Après que l’ancien vice-président Joseph R. Biden Jr. ait choisi Harris comme colistier sur le ticket démocrate, Westmount High a publié un tweet mardi disant qu’il «ne pouvait pas être plus fier» de son ancienne élève, qui, lorsqu’elle a déménagé au Québec à âgée de 12 ans, ne connaissait que le français qu’elle avait appris en classe de ballet en Californie. (Sa mère l’a inscrite à l’école Notre-Dame-des-Neiges pour se rafraîchir la langue.) Lorsqu’un groupe de cancérologues s’est réuni à 8 heures le lendemain pour leur réunion hebdomadaire à l’Hôpital général juif de Montréal, ils ont passé les premiers moments à parler du rendez-vous Harris et, selon le chirurgien-oncologue Harvey Sigman, à «se souvenir de sa mère et de son travail ici.” La Gazette de Montréal a fait de la sélection de Harris l’histoire la plus importante de sa première page du mercredi.

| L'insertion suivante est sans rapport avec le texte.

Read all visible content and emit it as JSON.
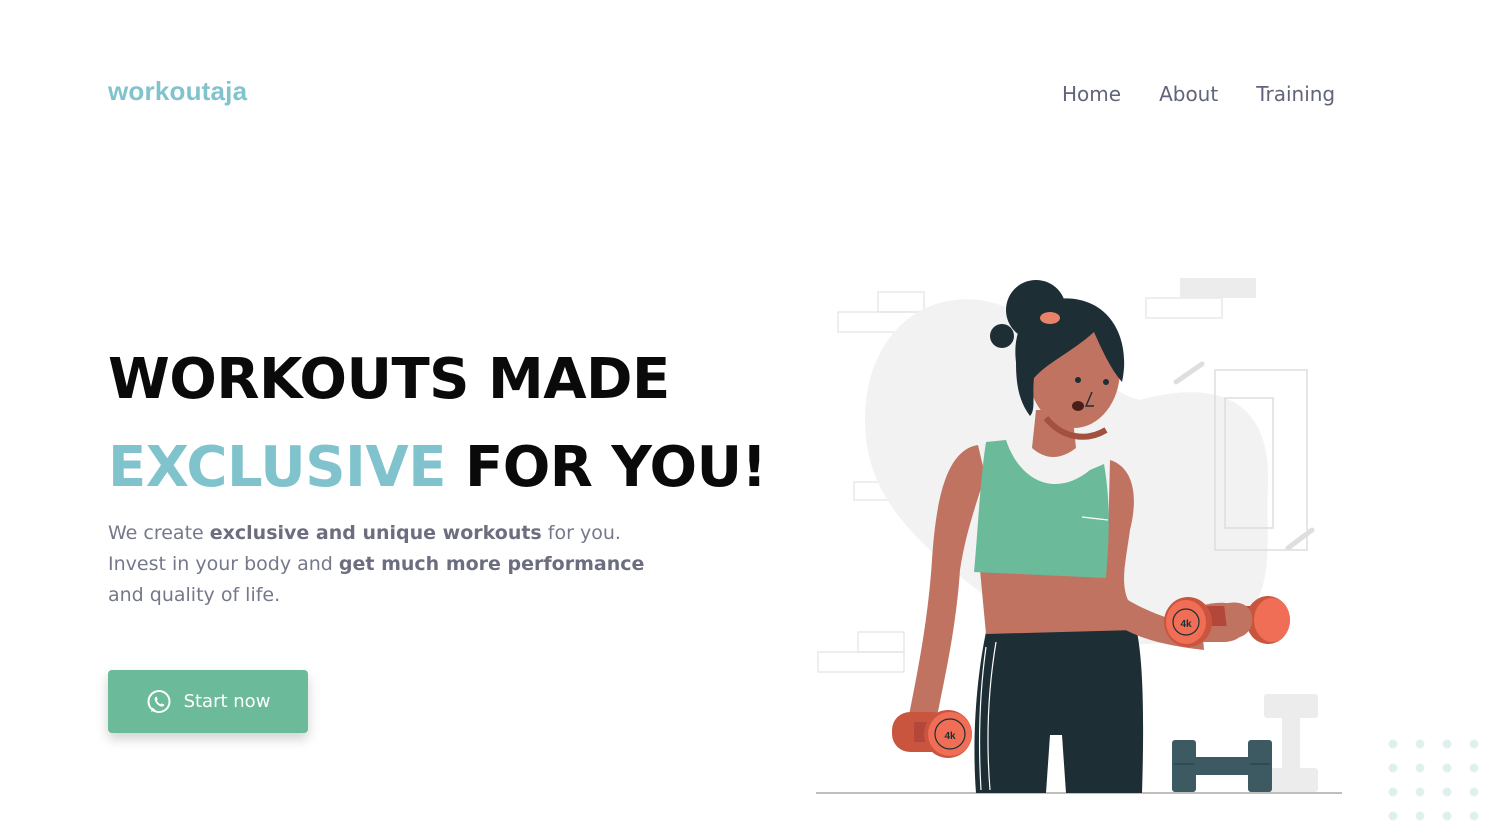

Harris a appris à négocier les détroits d’une culture diversifiée à Westmount High. À l’époque, l’école avait absorbé un certain nombre d’écoles secondaires anglophones qui avaient été fermées. Le corps étudiant comprenait des banlieues, des étudiants de la classe moyenne, des jeunes extrêmement pauvres, quelques-uns du quartier chinois de Montréal et des étudiants qui avaient été expulsés des écoles privées pour trafic de drogue ou comportement antisocial. «Les gens devaient se lier d’amitié avec des gens d’endroits où ils n’avaient jamais été auparavant», a déclaré Olioff. «Kamala était très douée pour négocier entre les différentes communautés dans un écosystème lycée très complexe. Il s’avère que c’était une préparation parfaite pour la politique californienne – et pour la campagne nationale qu’elle entreprend maintenant avec Biden. À Westmount High, elle a appris l’algèbre et conjugué les verbes français et s’est plongé dans la littérature anglaise, mais Kamala Harris, classe de 1981, a apparemment retenu une autre leçon: «Agissez comme vous voudriez être», commence un avertissement souvent attribué à Leonard Cohen, promotion 1951, “et bientôt tu seras comme tu agis.

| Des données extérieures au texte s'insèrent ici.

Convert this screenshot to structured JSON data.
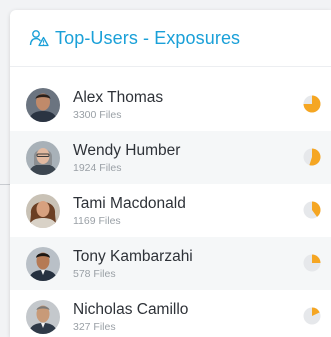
{
  "widget": {
    "title": "Top-Users - Exposures",
    "icon": "users-alert-icon"
  },
  "users": [
    {
      "name": "Alex Thomas",
      "files": "3300 Files",
      "exposure": 0.75,
      "color": "#f5a623"
    },
    {
      "name": "Wendy Humber",
      "files": "1924 Files",
      "exposure": 0.55,
      "color": "#f5a623"
    },
    {
      "name": "Tami Macdonald",
      "files": "1169 Files",
      "exposure": 0.4,
      "color": "#f5a623"
    },
    {
      "name": "Tony Kambarzahi",
      "files": "578 Files",
      "exposure": 0.25,
      "color": "#f5a623"
    },
    {
      "name": "Nicholas Camillo",
      "files": "327 Files",
      "exposure": 0.18,
      "color": "#f5a623"
    }
  ]
}
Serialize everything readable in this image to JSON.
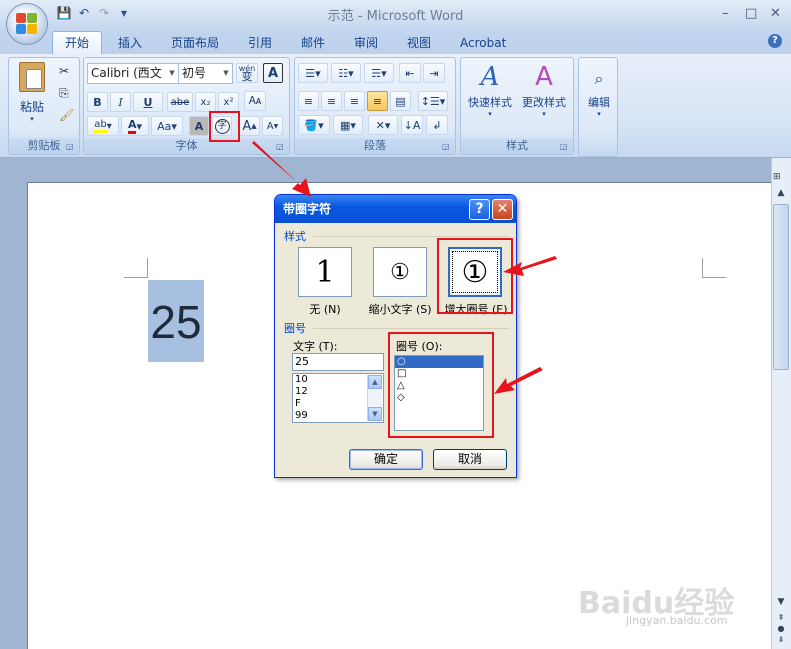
{
  "window": {
    "title": "示范 - Microsoft Word",
    "minimize": "–",
    "maximize": "□",
    "close": "✕"
  },
  "qat": {
    "save_icon": "save-icon",
    "undo_icon": "undo-icon",
    "redo_icon": "redo-icon",
    "customize": "▾"
  },
  "tabs": [
    "开始",
    "插入",
    "页面布局",
    "引用",
    "邮件",
    "审阅",
    "视图",
    "Acrobat"
  ],
  "help": "?",
  "ribbon": {
    "clipboard": {
      "label": "剪贴板",
      "paste": "粘贴"
    },
    "font": {
      "label": "字体",
      "font_name": "Calibri (西文",
      "font_size": "初号",
      "wen": "wén",
      "wen_char": "变",
      "bold": "B",
      "italic": "I",
      "underline": "U",
      "strike": "abe",
      "sub": "x₂",
      "sup": "x²",
      "aa": "Aa",
      "shade": "A",
      "enclose": "字",
      "grow": "A",
      "shrink": "A"
    },
    "paragraph": {
      "label": "段落"
    },
    "styles": {
      "label": "样式",
      "quick": "快速样式",
      "change": "更改样式"
    },
    "editing": {
      "label": "编辑"
    }
  },
  "document": {
    "selected_text": "25"
  },
  "dialog": {
    "title": "带圈字符",
    "help_btn": "?",
    "close_btn": "✕",
    "style_section": "样式",
    "styles": [
      {
        "glyph": "1",
        "label": "无 (N)"
      },
      {
        "glyph": "①",
        "label": "缩小文字 (S)"
      },
      {
        "glyph": "①",
        "label": "增大圈号 (E)"
      }
    ],
    "enclosure_section": "圈号",
    "text_label": "文字 (T):",
    "text_value": "25",
    "text_items": [
      "10",
      "12",
      "F",
      "99"
    ],
    "enclosure_label": "圈号 (O):",
    "enclosure_items": [
      "○",
      "□",
      "△",
      "◇"
    ],
    "ok": "确定",
    "cancel": "取消"
  },
  "watermark": {
    "brand": "Baidu经验",
    "url": "jingyan.baidu.com"
  }
}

Westmount High est la plus ancienne école secondaire anglophone du Québec et faisait partie, au moment de la fréquentation de Harris, de la Commission scolaire protestante, une unité gouvernementale dont le nom dément le fait qu’elle régit les écoles publiques. Cette structure de gouvernance scolaire est le reflet de la complexité culturelle de la région de Montréal, avec ses deux langues et ses centres de pouvoir religieux. La ville comptait autrefois deux équipes de la LNH, les Maroons de Montréal à orientation anglaise (vainqueurs de la Coupe Stanley, 1926 et 1935) et l’institution francophone bien-aimée des Canadiens de Montréal (gagnants 24 fois, le plus récemment en 1993).

 

Dans ce milieu, et dans Westmount High – si différente des écoles fraîchement déségrégées de Berkeley, en Californie, qu’elle avait fréquentées plus tôt – marcha Harris. «C’était une personne très gentille, extravertie, très populaire, toujours positive», a déclaré Hugh Kwok, un ancien camarade de classe qui modifie et répare maintenant des automobiles haut de gamme dans sa concession Wingho Auto à Montréal.